While enzymatic epoxidation of activated olefins by P450s has been well-established, chemo- and enantioselective epoxidation of unactivated olefins remains a formidable challenge, mainly due to the presence of competing hydroxylation of allylic C–H bonds. In addition, P450 monooxygenase-catalyzed epoxidation of olefins generally provides S-configured products with high enantiopurity, and examples of P450 enzymes demonstrating high R-enantioselectivity in epoxidation reactions remain rare. Herein, we report a chemoselective and enantiodivergent epoxidation of unactivated alkenes using engineered P450DA monooxygenases.

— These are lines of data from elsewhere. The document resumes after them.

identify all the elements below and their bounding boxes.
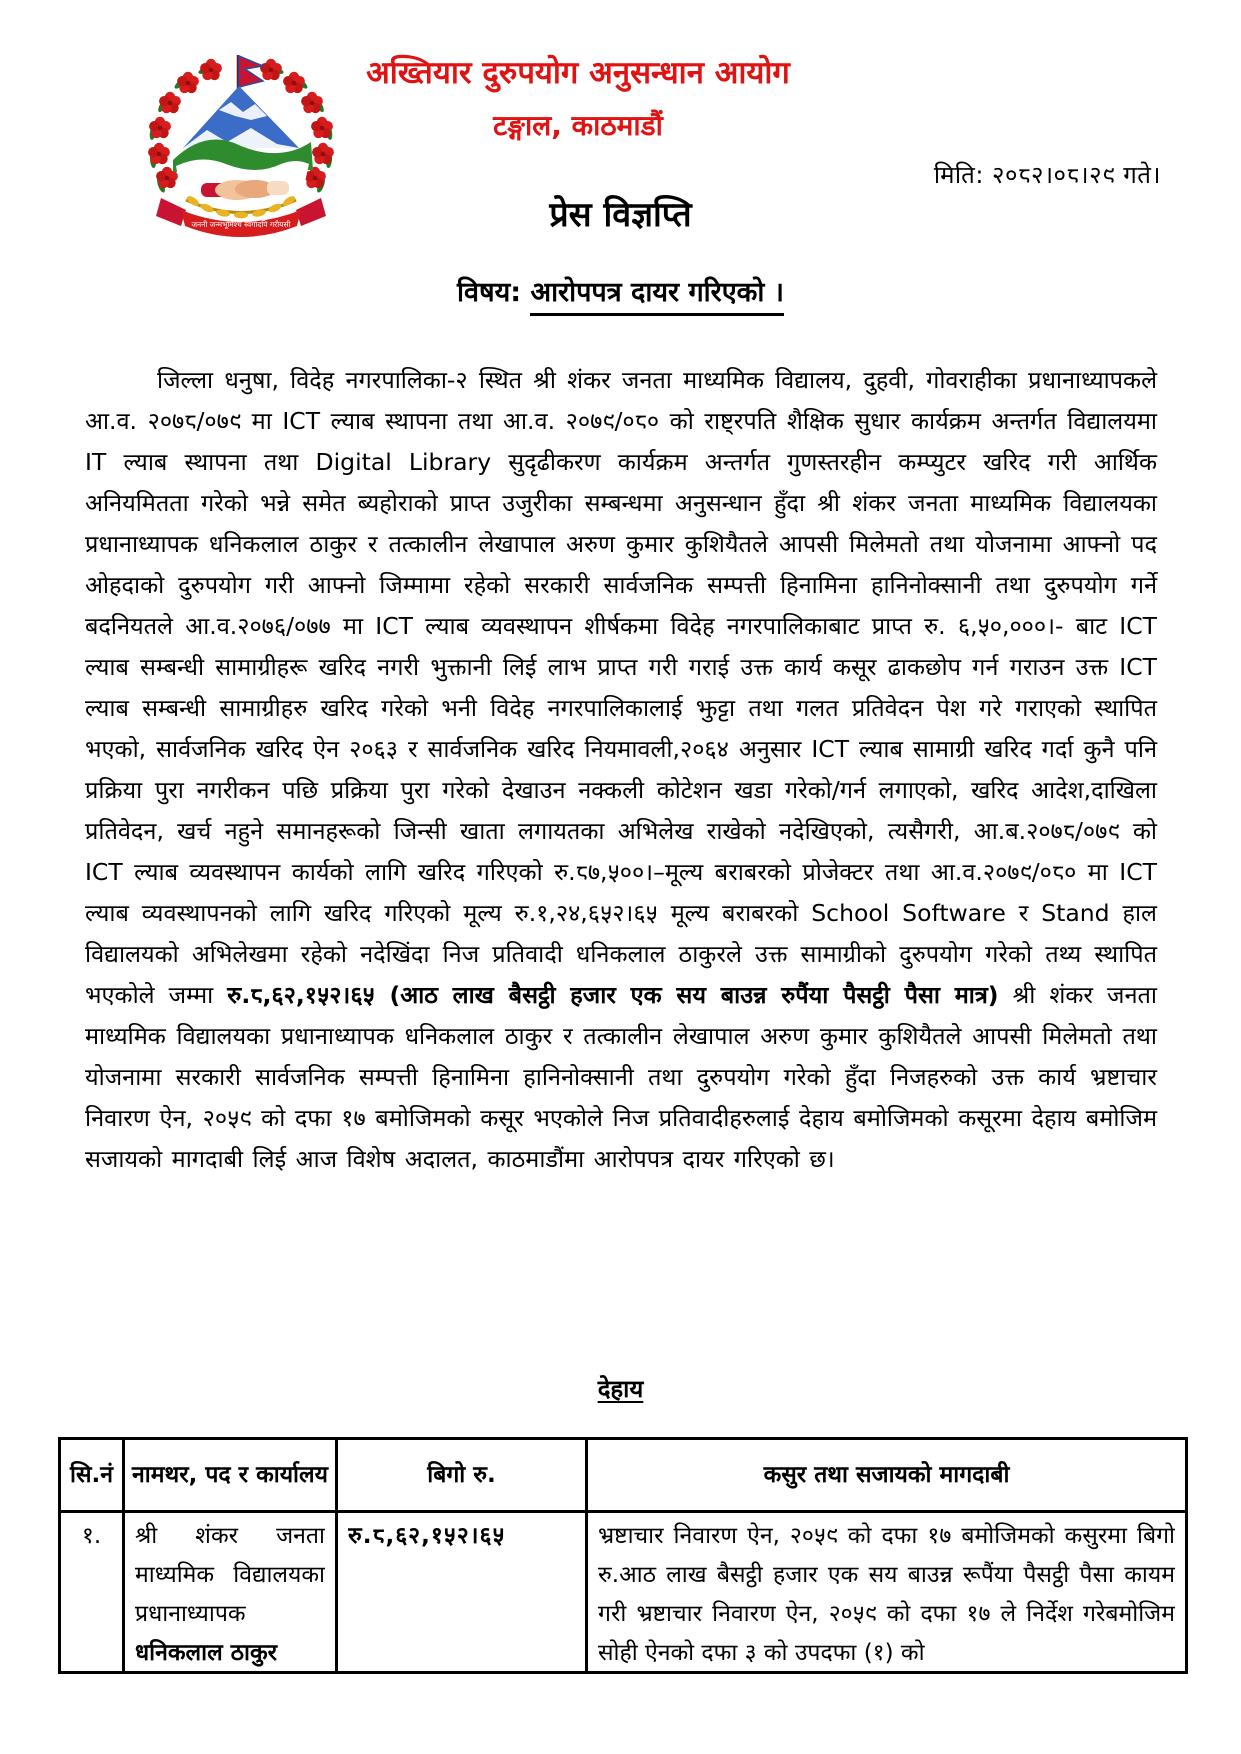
body-part2: श्री शंकर जनता माध्यमिक विद्यालयका प्रधानाध्यापक धनिकलाल ठाकुर र तत्कालीन लेखापाल अरुण कुमार कुशियैतले आपसी मिलेमतो तथा योजनामा सरकारी सार्वजनिक सम्पत्ती हिनामिना हानिनोक्सानी तथा दुरुपयोग गरेको हुँदा निजहरुको उक्त कार्य भ्रष्टाचार निवारण ऐन, २०५९ को दफा १७ बमोजिमको कसूर भएकोले निज प्रतिवादीहरुलाई देहाय बमोजिमको कसूरमा देहाय बमोजिम सजायको मागदाबी लिई आज विशेष अदालत, काठमाडौंमा आरोपपत्र दायर गरिएको छ। [85, 980, 1157, 1173]
cell-amount [337, 1512, 587, 1673]
cell-name [124, 1512, 337, 1673]
cell-amount-text: रु.८,६२,१५२।६५ [348, 1523, 506, 1549]
letterhead [0, 55, 1241, 144]
emblem-motto-text: जननी जन्मभूमिश्च स्वर्गादपि गरीयसी [191, 220, 291, 229]
table-caption: देहाय [597, 1375, 644, 1403]
header-sn: सि.नं [60, 1439, 124, 1512]
cell-charge [587, 1512, 1187, 1673]
header-amount: बिगो रु. [337, 1439, 587, 1512]
header-charge-demand: कसुर तथा सजायको मागदाबी [587, 1439, 1187, 1512]
charge-sheet-table [58, 1437, 1188, 1674]
cell-sn [60, 1512, 124, 1673]
org-name: अख्तियार दुरुपयोग अनुसन्धान आयोग [366, 55, 790, 91]
body-part1: जिल्ला धनुषा, विदेह नगरपालिका-२ स्थित श्री शंकर जनता माध्यमिक विद्यालय, दुहवी, गोवराहीका प्रधानाध्यापकले आ.व. २०७८/०७९ मा ICT ल्याब स्थापना तथा आ.व. २०७९/०८० को राष्ट्रपति शैक्षिक सुधार कार्यक्रम अन्तर्गत विद्यालयमा IT ल्याब स्थापना तथा Digital Library सुदृढीकरण कार्यक्रम अन्तर्गत गुणस्तरहीन कम्प्युटर खरिद गरी आर्थिक अनियमितता गरेको भन्ने समेत ब्यहोराको प्राप्त उजुरीका सम्बन्धमा अनुसन्धान हुँदा श्री शंकर जनता माध्यमिक विद्यालयका प्रधानाध्यापक धनिकलाल ठाकुर र तत्कालीन लेखापाल अरुण कुमार कुशियैतले आपसी मिलेमतो तथा योजनामा आफ्नो पद ओहदाको दुरुपयोग गरी आफ्नो जिम्मामा रहेको सरकारी सार्वजनिक सम्पत्ती हिनामिना हानिनोक्सानी तथा दुरुपयोग गर्ने बदनियतले आ.व.२०७६/०७७ मा ICT ल्याब व्यवस्थापन शीर्षकमा विदेह नगरपालिकाबाट प्राप्त रु. ६,५०,०००।- बाट ICT ल्याब सम्बन्धी सामाग्रीहरू खरिद नगरी भुक्तानी लिई लाभ प्राप्त गरी गराई उक्त कार्य कसूर ढाकछोप गर्न गराउन उक्त ICT ल्याब सम्बन्धी सामाग्रीहरु खरिद गरेको भनी विदेह नगरपालिकालाई झुट्टा तथा गलत प्रतिवेदन पेश गरे गराएको स्थापित भएको, सार्वजनिक खरिद ऐन २०६३ र सार्वजनिक खरिद नियमावली,२०६४ अनुसार ICT ल्याब सामाग्री खरिद गर्दा कुनै पनि प्रक्रिया पुरा नगरीकन पछि प्रक्रिया पुरा गरेको देखाउन नक्कली कोटेशन खडा गरेको/गर्न लगाएको, खरिद आदेश,दाखिला प्रतिवेदन, खर्च नहुने समानहरूको जिन्सी खाता लगायतका अभिलेख राखेको नदेखिएको, त्यसैगरी, आ.ब.२०७८/०७९ को ICT ल्याब व्यवस्थापन कार्यको लागि खरिद गरिएको रु.८७,५००।–मूल्य बराबरको प्रोजेक्टर तथा आ.व.२०७९/०८० मा ICT ल्याब व्यवस्थापनको लागि खरिद गरिएको मूल्य रु.१,२४,६५२।६५ मूल्य बराबरको School Software र Stand हाल विद्यालयको अभिलेखमा रहेको नदेखिंदा निज प्रतिवादी धनिकलाल ठाकुरले उक्त सामाग्रीको दुरुपयोग गरेको तथ्य स्थापित भएकोले जम्मा [85, 365, 1157, 1009]
table-header-row [60, 1439, 1187, 1512]
body-paragraph [85, 360, 1157, 1180]
date-line: मिति: २०८२।०८।२९ गते। [933, 161, 1161, 189]
org-address: टङ्गाल, काठमाडौं [493, 109, 663, 142]
subject-prefix: विषय: [456, 277, 531, 308]
cell-person-name: धनिकलाल ठाकुर [135, 1640, 278, 1666]
cell-sn-text: १. [81, 1523, 102, 1549]
header-name-post-office: नामथर, पद र कार्यालय [124, 1439, 337, 1512]
subject-line [0, 272, 1241, 309]
table-row [60, 1512, 1187, 1673]
subject-text: आरोपपत्र दायर गरिएको । [530, 277, 784, 316]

The P450DA variants, obtained through structure-guided directed evolution based on the X-ray of P450DA-WT and P450DA-M3, switch the reactivity from the native hydroxylation of the allylic C–H bonds to epoxidation of C═C bonds and exhibit superior chemoselectivity (up to 99% epoxidation selectivity) and enantioselectivity (up to >99:1 er), delivering a wide variety of versatile and enantioenriched epoxides. Notably, an enantiodivergent synthesis was achieved simply by employing different P450DA variants, leading to both enantiomers of the epoxide products. Various transformations of the products were carried out, illustrating the synthetic utilities of the methods. Furthermore, molecular dockings and molecular dynamics simulations reveal the origin of high epoxidation selectivity and complementary stereoselectivity of the mutants.